When the kid, their Michael, flipped out with his drugs and disappeared upstate about a year before he hanged himself, I did the same thing on the telephone, although I would have driven right up to Albany if I had to, but I didn’t have to. I called the governor’s office, the head of the National Guard, and the headquarters of the state police. It was personal, I knew, but this was Sergeant Rabinowitz, formerly of the famed First Division in Europe, the Big Red 1, and it was a matter of life and death. They found him in a hospital in Binghamton and had him transferred in a government car to a hospital in the city at state expense. Sammy never got over how good I could be at something like that one too.
“I’ve made jokes that were funnier,” I told him this time, when he pointed out the one I’d just made about getting sick of feeling nauseous. “I wasn’t trying to be funny.”
“And the word is nauseated,” he said to me.
“What?” I had no idea what he was talking about.
“The word is nauseated, not nauseous,” he explained. “People don’t get nauseous. They get nauseated.”
I liked it better my way.
“Sammy, don’t you be a prick,” I told him. “You can get nauseated. I’ll get nauseous, if I want to. Just think, Sammy. It wasn’t so long ago that I nabbed that kid in the city with the stolen pocketbook. I picked him right up, turned him around in my hands in midair, and slammed him down on the hood of a car just hard enough to let him know I was Lew Rabinowitz. ‘Move and I’ll break your back,’ I warned him, and held him there until the cops came. Who would believe it, looking at me now? Now I feel like I couldn’t lift a pound of butter.”
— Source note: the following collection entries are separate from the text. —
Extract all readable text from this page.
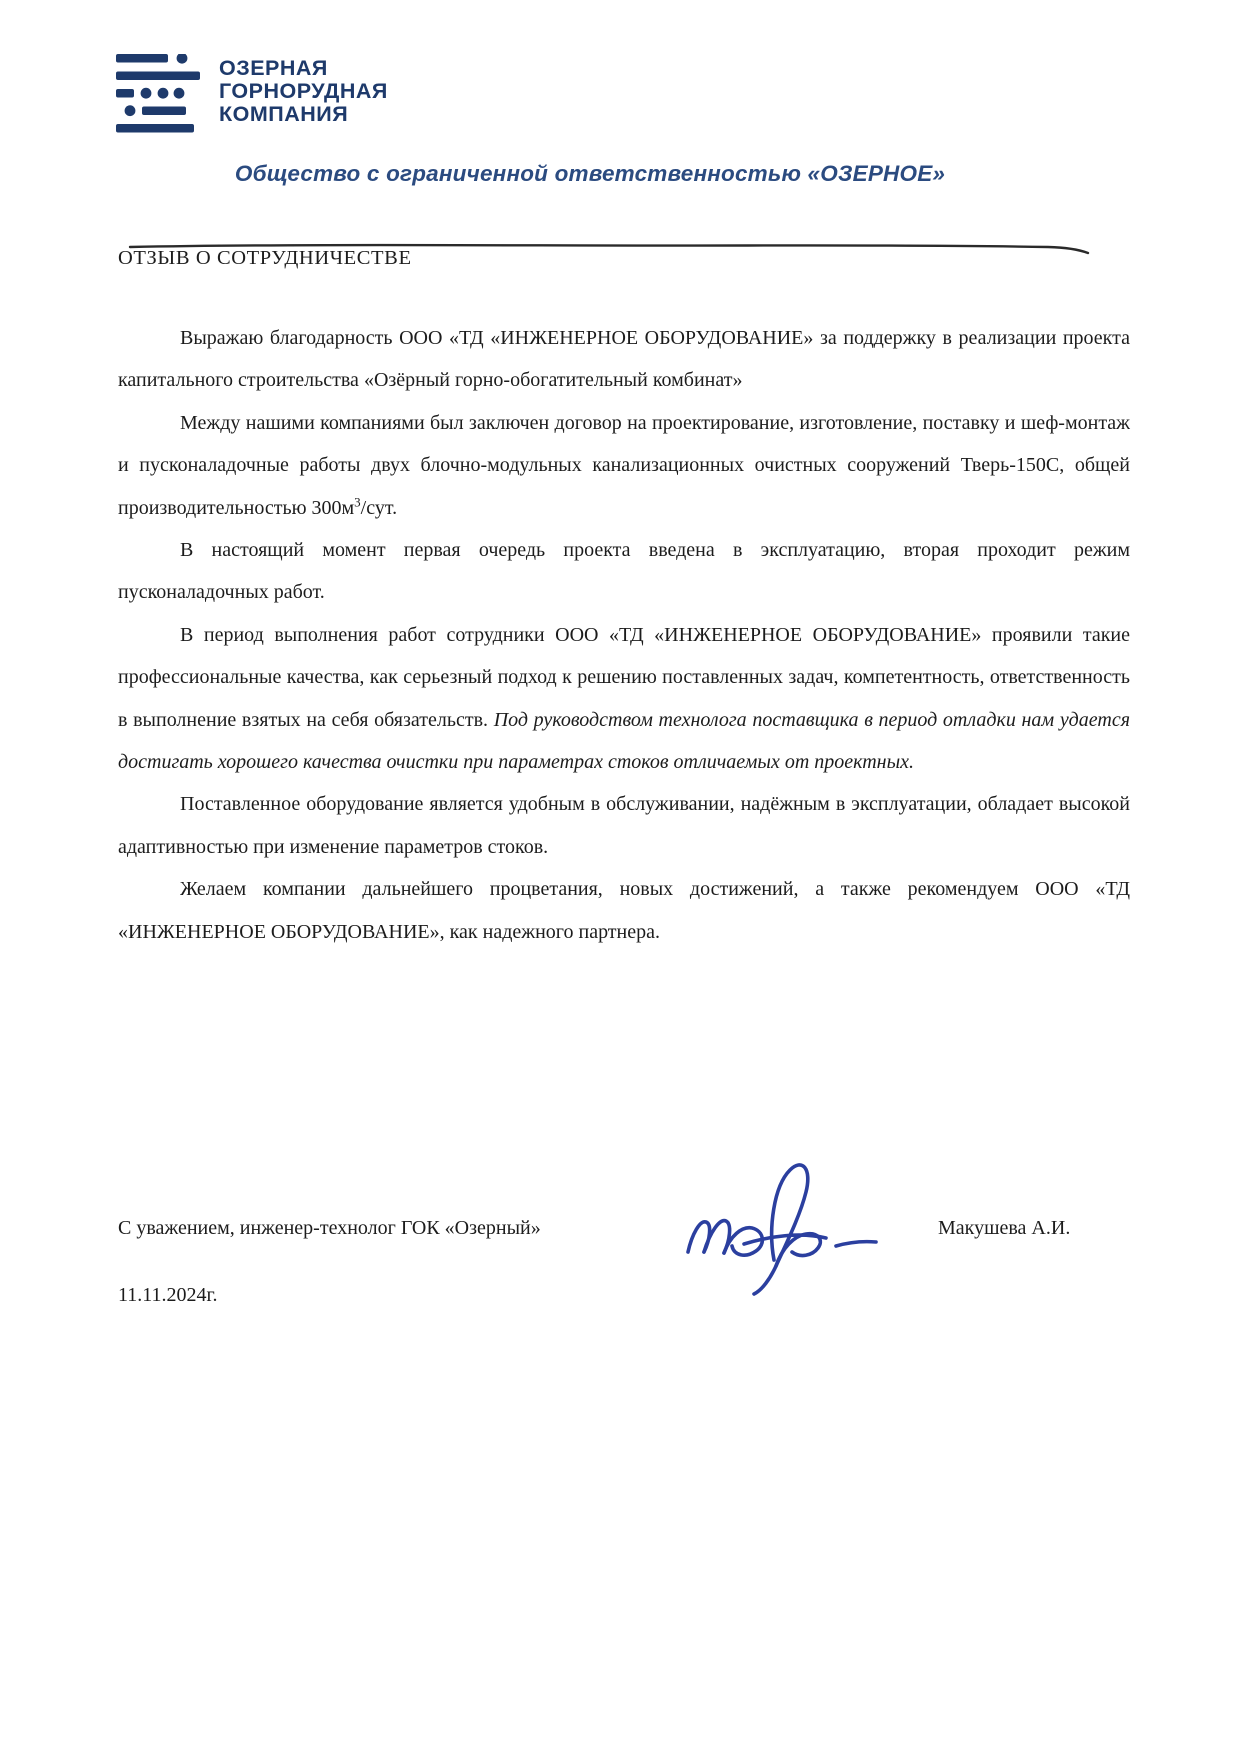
ОЗЕРНАЯ
ГОРНОРУДНАЯ
КОМПАНИЯ
Общество с ограниченной ответственностью «ОЗЕРНОЕ»
ОТЗЫВ О СОТРУДНИЧЕСТВЕ

Выражаю благодарность ООО «ТД «ИНЖЕНЕРНОЕ ОБОРУДОВАНИЕ» за поддержку в реализации проекта капитального строительства «Озёрный горно-обогатительный комбинат»

Между нашими компаниями был заключен договор на проектирование, изготовление, поставку и шеф-монтаж и пусконаладочные работы двух блочно-модульных канализационных очистных сооружений Тверь-150С, общей производительностью $300м^3$/сут.

В настоящий момент первая очередь проекта введена в эксплуатацию, вторая проходит режим пусконаладочных работ.

В период выполнения работ сотрудники ООО «ТД «ИНЖЕНЕРНОЕ ОБОРУДОВАНИЕ» проявили такие профессиональные качества, как серьезный подход к решению поставленных задач, компетентность, ответственность в выполнение взятых на себя обязательств. Под руководством технолога поставщика в период отладки нам удается достигать хорошего качества очистки при параметрах стоков отличаемых от проектных.

Поставленное оборудование является удобным в обслуживании, надёжным в эксплуатации, обладает высокой адаптивностью при изменение параметров стоков.

Желаем компании дальнейшего процветания, новых достижений, а также рекомендуем ООО «ТД «ИНЖЕНЕРНОЕ ОБОРУДОВАНИЕ», как надежного партнера.

С уважением, инженер-технолог ГОК «Озерный»	Макушева А.И.
11.11.2024г.
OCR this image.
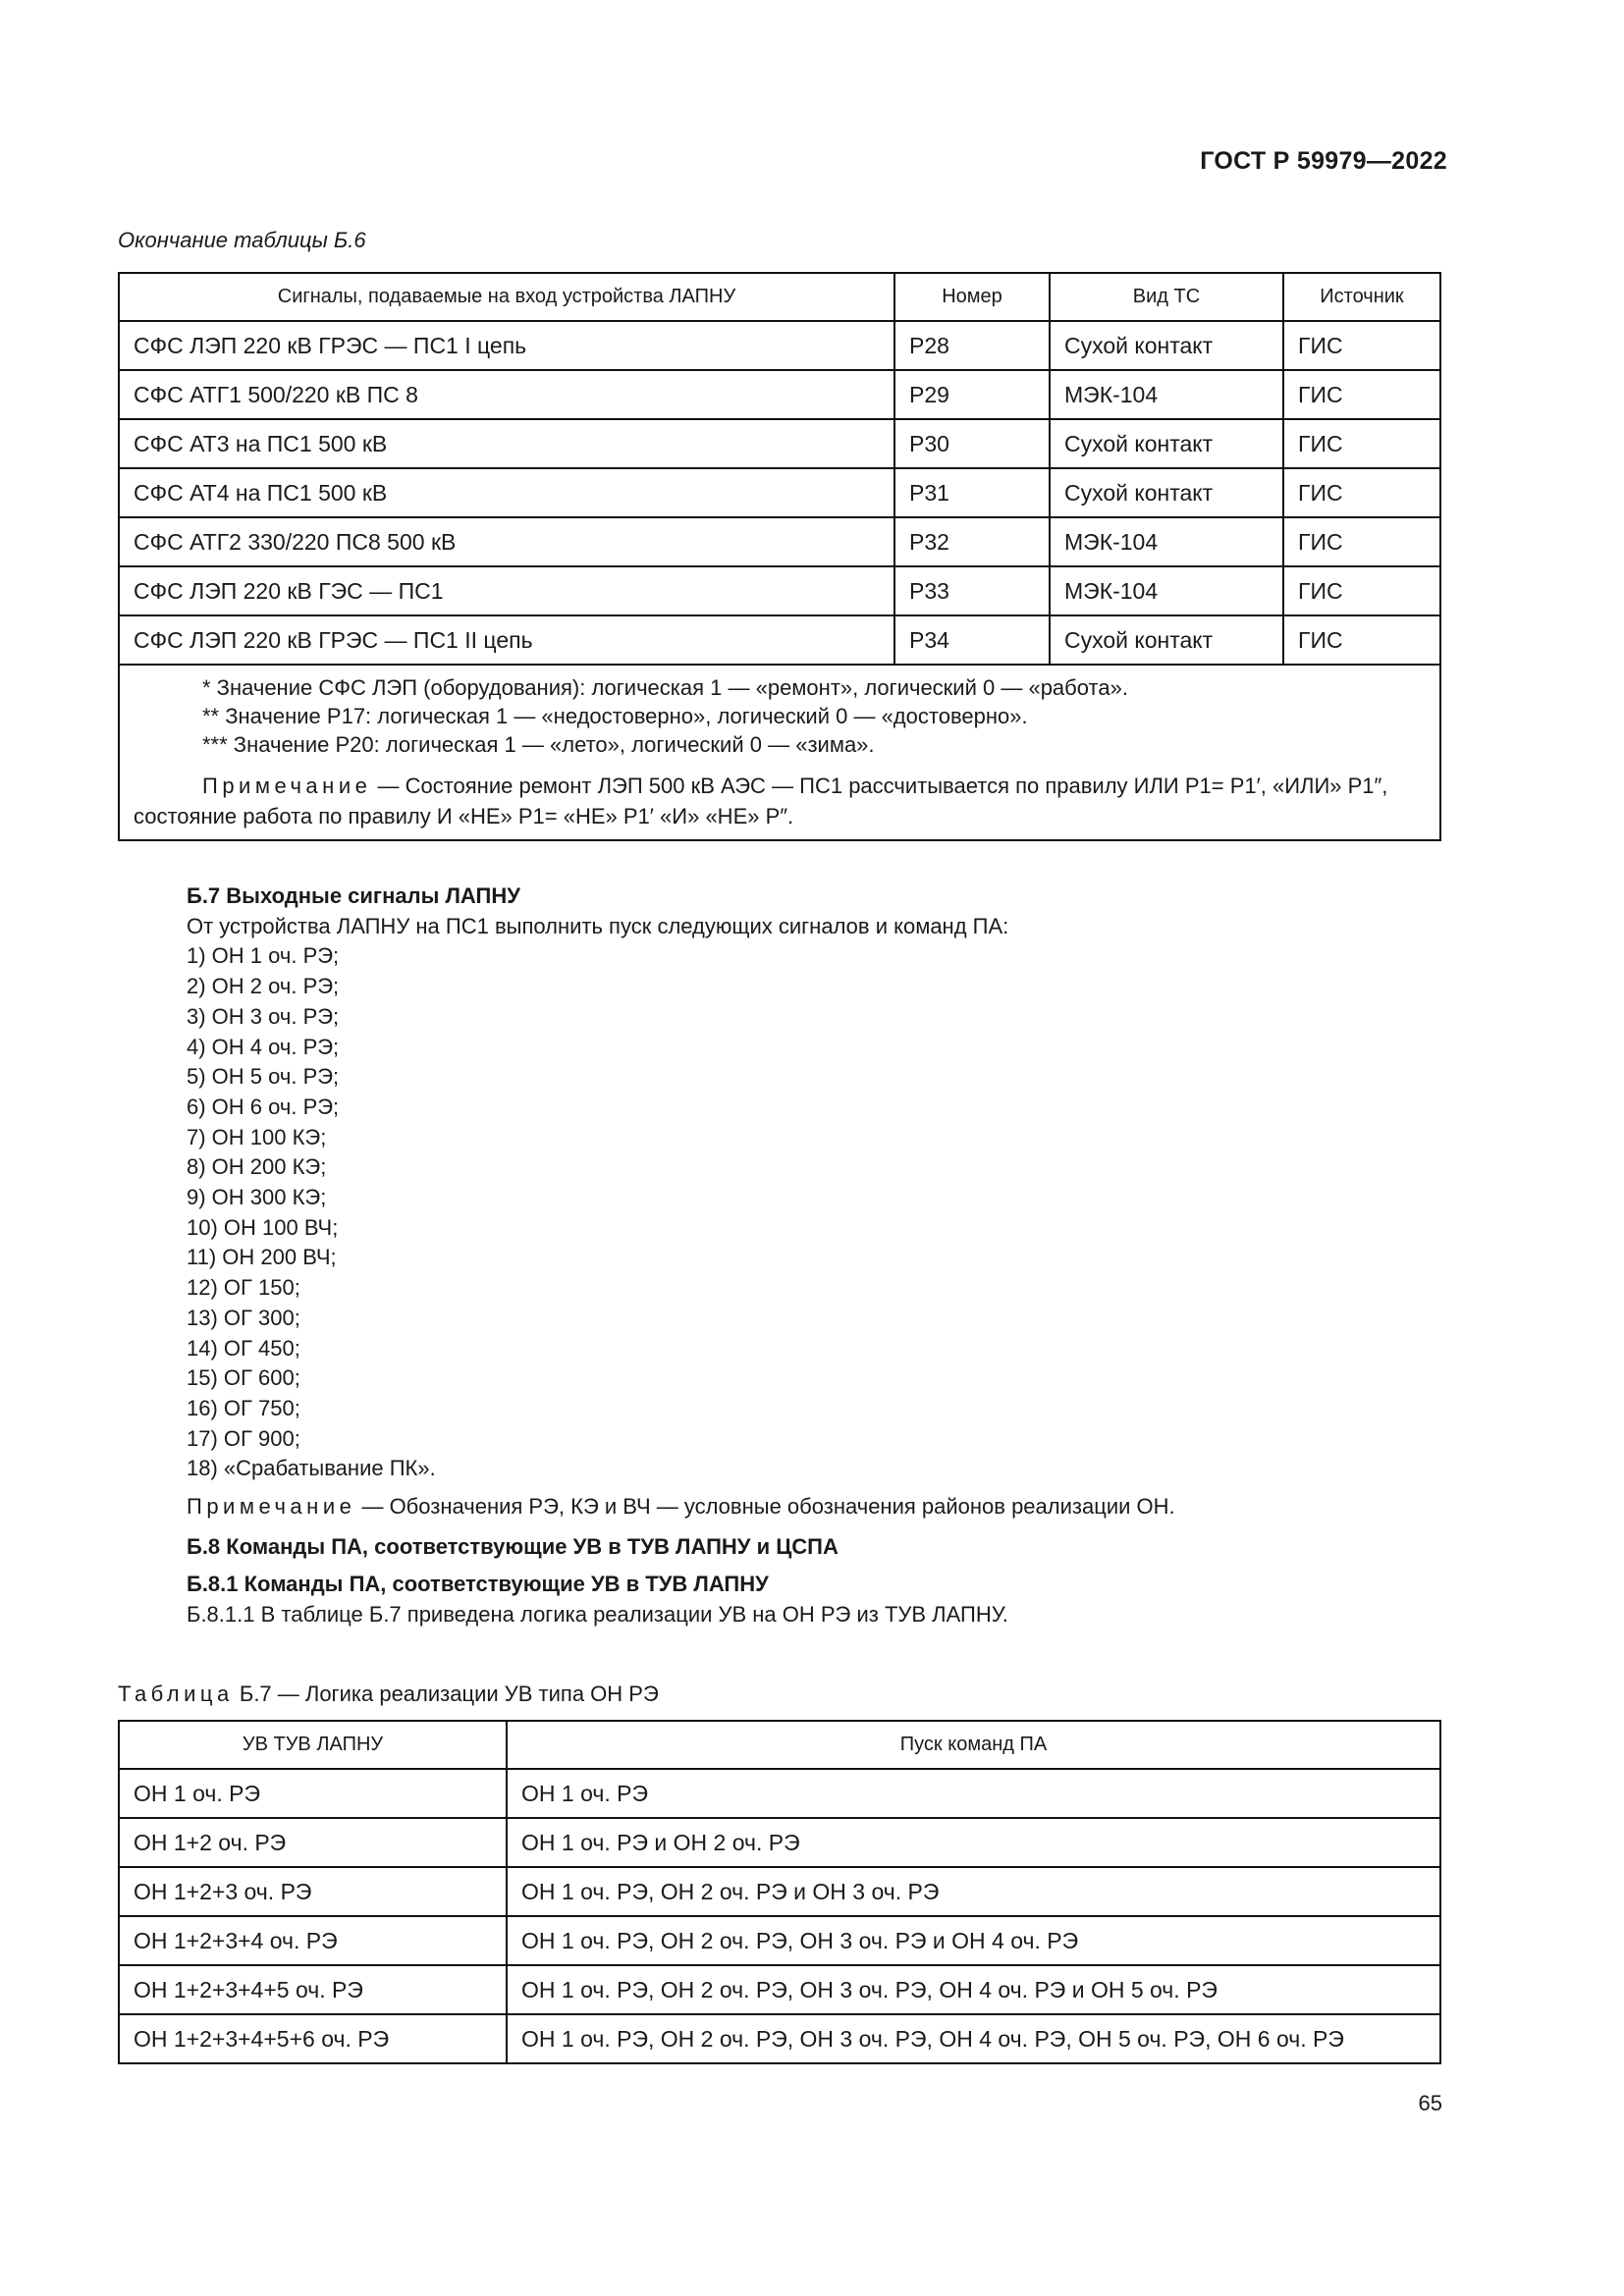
ГОСТ Р 59979—2022
Окончание таблицы Б.6
Сигналы, подаваемые на вход устройства ЛАПНУ	Номер	Вид ТС	Источник
СФС ЛЭП 220 кВ ГРЭС — ПС1 I цепь	P28	Сухой контакт	ГИС
СФС АТГ1 500/220 кВ ПС 8	P29	МЭК-104	ГИС
СФС АТ3 на ПС1 500 кВ	P30	Сухой контакт	ГИС
СФС АТ4 на ПС1 500 кВ	P31	Сухой контакт	ГИС
СФС АТГ2 330/220 ПС8 500 кВ	P32	МЭК-104	ГИС
СФС ЛЭП 220 кВ ГЭС — ПС1	P33	МЭК-104	ГИС
СФС ЛЭП 220 кВ ГРЭС — ПС1 II цепь	P34	Сухой контакт	ГИС

* Значение СФС ЛЭП (оборудования): логическая 1 — «ремонт», логический 0 — «работа».
** Значение P17: логическая 1 — «недостоверно», логический 0 — «достоверно».
*** Значение P20: логическая 1 — «лето», логический 0 — «зима».
Примечание — Состояние ремонт ЛЭП 500 кВ АЭС — ПС1 рассчитывается по правилу ИЛИ P1= P1′, «ИЛИ» P1″, состояние работа по правилу И «НЕ» P1= «НЕ» P1′ «И» «НЕ» P″.			
Б.7 Выходные сигналы ЛАПНУ
От устройства ЛАПНУ на ПС1 выполнить пуск следующих сигналов и команд ПА:
1) ОН 1 оч. РЭ;
2) ОН 2 оч. РЭ;
3) ОН 3 оч. РЭ;
4) ОН 4 оч. РЭ;
5) ОН 5 оч. РЭ;
6) ОН 6 оч. РЭ;
7) ОН 100 КЭ;
8) ОН 200 КЭ;
9) ОН 300 КЭ;
10) ОН 100 ВЧ;
11) ОН 200 ВЧ;
12) ОГ 150;
13) ОГ 300;
14) ОГ 450;
15) ОГ 600;
16) ОГ 750;
17) ОГ 900;
18) «Срабатывание ПК».
Примечание — Обозначения РЭ, КЭ и ВЧ — условные обозначения районов реализации ОН.
Б.8 Команды ПА, соответствующие УВ в ТУВ ЛАПНУ и ЦСПА
Б.8.1 Команды ПА, соответствующие УВ в ТУВ ЛАПНУ
Б.8.1.1 В таблице Б.7 приведена логика реализации УВ на ОН РЭ из ТУВ ЛАПНУ.
Таблица Б.7 — Логика реализации УВ типа ОН РЭ
УВ ТУВ ЛАПНУ	Пуск команд ПА
ОН 1 оч. РЭ	ОН 1 оч. РЭ
ОН 1+2 оч. РЭ	ОН 1 оч. РЭ и ОН 2 оч. РЭ
ОН 1+2+3 оч. РЭ	ОН 1 оч. РЭ, ОН 2 оч. РЭ и ОН 3 оч. РЭ
ОН 1+2+3+4 оч. РЭ	ОН 1 оч. РЭ, ОН 2 оч. РЭ, ОН 3 оч. РЭ и ОН 4 оч. РЭ
ОН 1+2+3+4+5 оч. РЭ	ОН 1 оч. РЭ, ОН 2 оч. РЭ, ОН 3 оч. РЭ, ОН 4 оч. РЭ и ОН 5 оч. РЭ
ОН 1+2+3+4+5+6 оч. РЭ	ОН 1 оч. РЭ, ОН 2 оч. РЭ, ОН 3 оч. РЭ, ОН 4 оч. РЭ, ОН 5 оч. РЭ, ОН 6 оч. РЭ
65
My weight is not coming back fast enough, and Teemer and Emil are thinking of trying something new. My appetite isn’t back to normal either. Mostly I have none, and I’m beginning to wonder if maybe this time there’s something new going on I don’t know about yet. Sammy may be ahead of all of us, because he looks worried about me, but he doesn’t say. What he does say, with his small smile, is this:
“If you’re that weak, Lew, I might be willing to take you on at arm wrestling now.”
“I’d still beat you,” I came back at him. That made me laugh. “And I’d beat you at boxing too, in case you ever want to try that one with me again.”
He laughs too and we eat the rest of our tuna sandwiches. But I know I look thin. My appetite has just not come rushing back like after the other times, and now I seem to be beginning to know—this has not happened to me before—this time I seem to be beginning to know that this time, I may be getting ready to die.
I don’t tell Claire.
I say nothing to Sammy.
I’m well into my sixties and we’re into the nineties, and this time I’m beginning to feel, like my father felt when he got old, and his brother too, that this time things are beginning to come to an end.